Member of the 12th Constituency of Yvelines
- In office 5 April 1988 – 6 August 2009
- Preceded by: Robert Wagner
- Succeeded by: David Douillet

Mayor of Poissy
- In office 13 March 1983 – 21 April 2008
- Preceded by: Joseph Tréhel
- Succeeded by: Frédérik Bernard
- Parliamentary group: RPR & UMP

Personal details
- Born: 7 August 1942 Paris, France
- Died: 14 November 2018 (aged 76)

= Jacques Masdeu-Arus =

French politician (1942–2018)

Jacques Masdeu-Arus (7 August 1942 – 4 November 2018) was a member of the National Assembly of France. He represented the Yvelines department, and was a member of the Union for a Popular Movement.

==Biography==
After an early career as an engineer, Jacques Masdeu-Arus became a councillor of Poissy in 1981 under Mayor Joseph Tréhel. Masdeu-Arus would succeed Tréhel as mayor after the municipal elections of 1983. He was also on the General Council of Yvelines from 1982 to 1988.

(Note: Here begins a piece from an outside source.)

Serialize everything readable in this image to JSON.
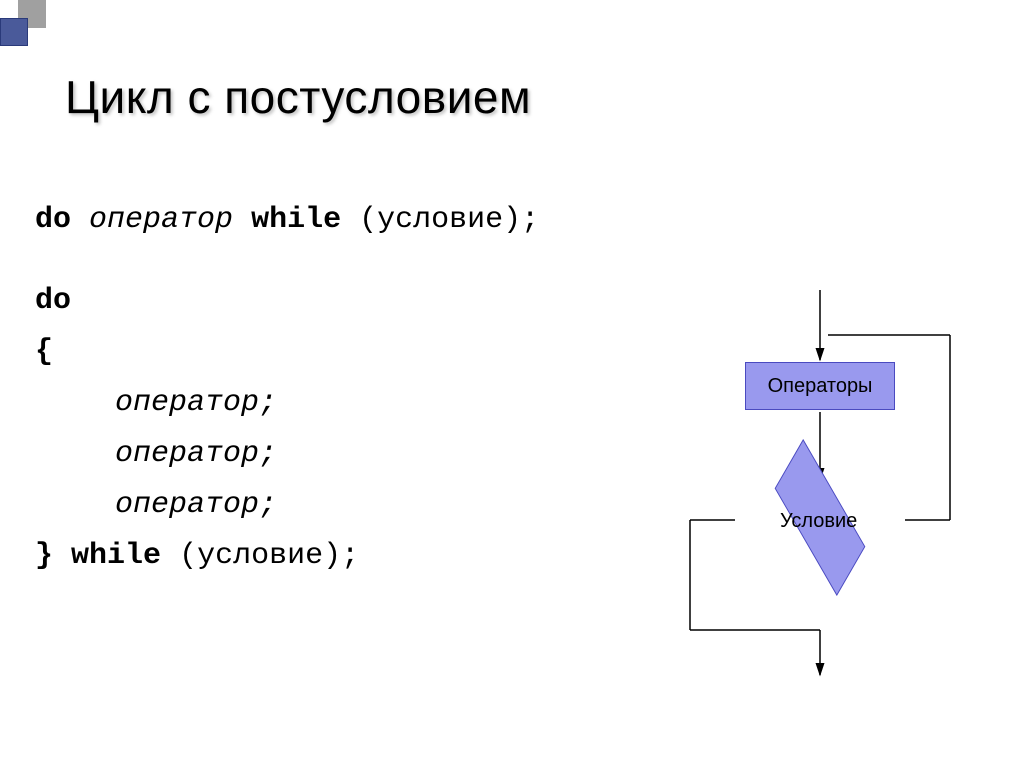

Following Robert Wagner's death in 1988, Masdeu-Arus became a member of the 12th constituency of Yvelines. He served until 2009, when the constituency was ended by the Constitutional Council.

In 2004, Masdeu-Arus supported a bill for the death penalty for terrorists, but voted against the death penalty in 2007. In the National Assembly, he was a member of the Study of Tibet Committee.